PEMFC Cathode Catalyst Contamination Evaluation with a RRDE- Acetylene

Abstract

The effect of C2H2 on the oxygen reduction reaction (ORR) for a commercial Pt/C catalyst was investigated using rotating ring disk electrode (RRDE) technique in acidic solution. This study was undertaken to provide insight into the mechanism of C2H2 contamination of the cathodes in proton exchange membrane fuel cells. The cyclic voltammetry results show a high C2H2 coverage on the Pt surface and an almost complete loss of the electrochemical surface area in the presence of 0.14mMC2H2. The RRDE was used to measure the ORR polarization curves and H2O2 production in air. The introduction of C2H2 shifts the ORR onset potential in the negative direction by 330mV, and no limiting current can be observed in the potential scan window.

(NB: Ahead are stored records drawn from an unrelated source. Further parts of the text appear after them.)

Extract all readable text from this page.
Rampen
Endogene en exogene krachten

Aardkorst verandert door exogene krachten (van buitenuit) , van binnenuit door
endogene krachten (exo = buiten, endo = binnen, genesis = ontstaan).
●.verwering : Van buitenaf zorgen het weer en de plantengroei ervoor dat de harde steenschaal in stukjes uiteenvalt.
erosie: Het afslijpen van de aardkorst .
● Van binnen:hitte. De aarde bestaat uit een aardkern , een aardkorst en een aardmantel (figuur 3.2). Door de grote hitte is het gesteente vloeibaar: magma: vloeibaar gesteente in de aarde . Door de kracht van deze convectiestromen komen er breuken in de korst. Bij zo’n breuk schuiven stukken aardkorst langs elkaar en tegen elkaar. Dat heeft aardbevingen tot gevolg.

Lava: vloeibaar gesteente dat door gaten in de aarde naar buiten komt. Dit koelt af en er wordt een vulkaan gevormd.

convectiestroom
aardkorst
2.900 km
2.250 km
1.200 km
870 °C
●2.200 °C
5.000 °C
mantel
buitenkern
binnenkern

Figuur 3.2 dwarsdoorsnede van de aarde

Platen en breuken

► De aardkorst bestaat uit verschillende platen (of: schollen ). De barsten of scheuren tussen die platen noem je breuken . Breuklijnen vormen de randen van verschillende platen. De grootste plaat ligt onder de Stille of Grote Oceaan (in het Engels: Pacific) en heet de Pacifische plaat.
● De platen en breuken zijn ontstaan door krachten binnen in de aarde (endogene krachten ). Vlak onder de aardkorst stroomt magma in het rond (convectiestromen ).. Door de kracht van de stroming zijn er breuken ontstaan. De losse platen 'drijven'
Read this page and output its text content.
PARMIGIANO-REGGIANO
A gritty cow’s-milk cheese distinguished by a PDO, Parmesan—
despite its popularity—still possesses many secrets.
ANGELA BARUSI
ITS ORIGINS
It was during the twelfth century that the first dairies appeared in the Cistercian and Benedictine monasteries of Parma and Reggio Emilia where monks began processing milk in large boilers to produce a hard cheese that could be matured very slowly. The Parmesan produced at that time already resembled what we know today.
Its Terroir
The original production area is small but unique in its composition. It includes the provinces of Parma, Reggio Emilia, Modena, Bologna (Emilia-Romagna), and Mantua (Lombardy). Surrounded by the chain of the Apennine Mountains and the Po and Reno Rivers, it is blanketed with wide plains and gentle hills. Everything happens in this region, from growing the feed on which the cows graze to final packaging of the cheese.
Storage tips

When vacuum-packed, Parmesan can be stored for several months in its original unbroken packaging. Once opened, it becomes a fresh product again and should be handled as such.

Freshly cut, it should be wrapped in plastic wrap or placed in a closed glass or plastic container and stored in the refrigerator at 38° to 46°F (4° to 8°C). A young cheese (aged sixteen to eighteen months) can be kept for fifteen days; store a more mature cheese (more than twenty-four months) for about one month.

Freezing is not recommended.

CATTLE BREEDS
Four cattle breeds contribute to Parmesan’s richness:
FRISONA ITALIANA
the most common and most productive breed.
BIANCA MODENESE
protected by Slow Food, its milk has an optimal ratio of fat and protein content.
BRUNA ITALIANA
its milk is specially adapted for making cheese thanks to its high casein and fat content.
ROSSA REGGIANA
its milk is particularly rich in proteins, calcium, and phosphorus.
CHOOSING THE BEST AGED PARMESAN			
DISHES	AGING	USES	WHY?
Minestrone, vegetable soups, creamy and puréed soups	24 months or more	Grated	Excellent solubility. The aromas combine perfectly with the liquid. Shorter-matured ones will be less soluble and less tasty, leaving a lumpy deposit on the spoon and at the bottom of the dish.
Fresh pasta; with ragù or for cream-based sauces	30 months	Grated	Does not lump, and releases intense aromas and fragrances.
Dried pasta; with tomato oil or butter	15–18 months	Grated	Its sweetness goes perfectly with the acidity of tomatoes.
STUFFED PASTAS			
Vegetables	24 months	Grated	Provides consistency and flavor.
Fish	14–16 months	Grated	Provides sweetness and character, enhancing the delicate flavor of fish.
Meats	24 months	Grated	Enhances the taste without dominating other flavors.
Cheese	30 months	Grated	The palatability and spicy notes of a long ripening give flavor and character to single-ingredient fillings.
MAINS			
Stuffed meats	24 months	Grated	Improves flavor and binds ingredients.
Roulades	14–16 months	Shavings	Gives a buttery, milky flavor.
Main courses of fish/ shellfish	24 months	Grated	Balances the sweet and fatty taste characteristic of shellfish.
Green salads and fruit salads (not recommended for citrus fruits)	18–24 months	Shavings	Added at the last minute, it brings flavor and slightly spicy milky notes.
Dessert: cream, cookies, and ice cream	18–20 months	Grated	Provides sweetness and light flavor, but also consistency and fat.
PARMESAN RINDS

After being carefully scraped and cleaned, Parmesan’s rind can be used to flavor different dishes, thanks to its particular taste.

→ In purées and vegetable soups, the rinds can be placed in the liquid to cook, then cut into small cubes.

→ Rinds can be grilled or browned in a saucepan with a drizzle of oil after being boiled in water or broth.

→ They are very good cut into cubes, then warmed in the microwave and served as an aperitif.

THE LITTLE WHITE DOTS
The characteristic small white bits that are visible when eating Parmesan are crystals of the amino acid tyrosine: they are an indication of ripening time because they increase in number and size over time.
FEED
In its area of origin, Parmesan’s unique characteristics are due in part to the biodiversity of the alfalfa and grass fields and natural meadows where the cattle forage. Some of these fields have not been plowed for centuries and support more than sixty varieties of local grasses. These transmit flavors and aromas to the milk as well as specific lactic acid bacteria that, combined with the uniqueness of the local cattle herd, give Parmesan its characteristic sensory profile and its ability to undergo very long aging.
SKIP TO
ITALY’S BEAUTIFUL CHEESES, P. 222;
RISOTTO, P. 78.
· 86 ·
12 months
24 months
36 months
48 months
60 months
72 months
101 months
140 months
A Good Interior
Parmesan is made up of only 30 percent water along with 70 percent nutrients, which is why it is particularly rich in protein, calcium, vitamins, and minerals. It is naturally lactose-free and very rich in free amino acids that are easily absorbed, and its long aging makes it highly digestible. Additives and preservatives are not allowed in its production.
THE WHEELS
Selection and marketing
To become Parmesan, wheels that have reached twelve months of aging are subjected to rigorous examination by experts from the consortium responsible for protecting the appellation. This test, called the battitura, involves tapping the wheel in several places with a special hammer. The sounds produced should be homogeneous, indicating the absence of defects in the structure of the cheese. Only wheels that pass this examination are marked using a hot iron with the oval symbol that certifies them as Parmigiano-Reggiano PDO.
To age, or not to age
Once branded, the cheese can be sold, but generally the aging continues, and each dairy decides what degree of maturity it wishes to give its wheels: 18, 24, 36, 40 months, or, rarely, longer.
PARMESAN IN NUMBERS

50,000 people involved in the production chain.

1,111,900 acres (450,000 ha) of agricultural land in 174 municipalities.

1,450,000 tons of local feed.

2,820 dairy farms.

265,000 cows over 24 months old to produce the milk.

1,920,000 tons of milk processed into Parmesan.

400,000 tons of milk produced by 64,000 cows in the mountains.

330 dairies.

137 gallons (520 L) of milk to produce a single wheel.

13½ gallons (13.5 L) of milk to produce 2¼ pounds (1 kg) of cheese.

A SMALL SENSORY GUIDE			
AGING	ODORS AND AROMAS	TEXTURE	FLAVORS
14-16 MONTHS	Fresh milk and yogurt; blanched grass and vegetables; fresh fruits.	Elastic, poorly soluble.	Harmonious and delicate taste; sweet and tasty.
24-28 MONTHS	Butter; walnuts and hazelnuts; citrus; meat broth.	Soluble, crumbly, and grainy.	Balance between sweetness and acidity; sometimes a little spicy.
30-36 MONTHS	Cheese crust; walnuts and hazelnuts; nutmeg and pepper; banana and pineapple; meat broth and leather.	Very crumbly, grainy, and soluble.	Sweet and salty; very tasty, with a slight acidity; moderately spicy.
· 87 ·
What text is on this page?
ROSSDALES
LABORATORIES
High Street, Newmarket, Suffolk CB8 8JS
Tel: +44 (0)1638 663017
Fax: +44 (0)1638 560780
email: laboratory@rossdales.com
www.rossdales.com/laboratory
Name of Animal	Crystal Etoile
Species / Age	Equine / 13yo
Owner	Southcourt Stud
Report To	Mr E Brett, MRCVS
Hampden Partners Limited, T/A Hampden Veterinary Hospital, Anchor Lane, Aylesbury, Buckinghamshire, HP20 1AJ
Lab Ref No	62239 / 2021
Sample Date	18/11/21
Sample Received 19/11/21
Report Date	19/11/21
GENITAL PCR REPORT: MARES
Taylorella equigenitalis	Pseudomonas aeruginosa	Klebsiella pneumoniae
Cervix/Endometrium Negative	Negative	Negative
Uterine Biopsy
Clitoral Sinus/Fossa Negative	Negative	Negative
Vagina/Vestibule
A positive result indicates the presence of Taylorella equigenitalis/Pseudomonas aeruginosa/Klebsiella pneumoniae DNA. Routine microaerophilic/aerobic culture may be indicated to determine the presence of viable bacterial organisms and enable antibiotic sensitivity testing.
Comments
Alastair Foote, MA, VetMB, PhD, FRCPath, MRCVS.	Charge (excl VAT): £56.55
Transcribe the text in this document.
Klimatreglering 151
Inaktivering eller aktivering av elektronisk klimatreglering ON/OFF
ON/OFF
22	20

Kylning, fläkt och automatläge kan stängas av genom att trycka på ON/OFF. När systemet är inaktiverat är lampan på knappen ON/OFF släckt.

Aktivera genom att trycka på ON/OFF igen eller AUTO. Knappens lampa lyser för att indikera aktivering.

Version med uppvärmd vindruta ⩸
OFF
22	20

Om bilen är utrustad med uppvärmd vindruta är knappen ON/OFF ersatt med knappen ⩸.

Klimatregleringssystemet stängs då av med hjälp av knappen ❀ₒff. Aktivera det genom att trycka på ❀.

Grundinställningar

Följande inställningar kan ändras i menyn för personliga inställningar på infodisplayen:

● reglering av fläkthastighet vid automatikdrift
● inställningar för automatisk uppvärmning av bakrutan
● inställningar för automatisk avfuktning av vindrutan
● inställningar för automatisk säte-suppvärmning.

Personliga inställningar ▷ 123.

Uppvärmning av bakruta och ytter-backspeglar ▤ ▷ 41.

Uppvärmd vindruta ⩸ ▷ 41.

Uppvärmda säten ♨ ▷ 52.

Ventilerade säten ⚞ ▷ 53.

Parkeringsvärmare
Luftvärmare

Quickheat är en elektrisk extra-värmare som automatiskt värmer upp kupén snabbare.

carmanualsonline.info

The significant retardation of the ORR is associated with the complete loss of the ECSA, as the adsorption of C2H2 on the Pt sites results in the inhibition of both HUPD and O2 adsorption. Furthermore, it is proposed that C2H2 adsorption also has an impact on the adsorption configuration of O2 molecules; the Pauling configuration prevails due to the spatial limitations imposed by the presence of adsorbed C2H2 on Pt. As a result, both the ring-disk and Koutecky-Levich measurements show a shift in the reaction pathway from a 4- to a 2-electron reduction: the H2O2 production increases and the charge transfer number decreases. The ORR rate determining step is observed to be shifted from the first electron transfer to other possible steps. This change is confirmed by the Tafel slope measurement, which increases significantly and is most likely due to the changes in the adsorption energy of O2. Nearly complete recovery of the performance is attainable by stopping the C2H2 exposure. The unrecovered performance is attributed to the remaining surface adsorbates.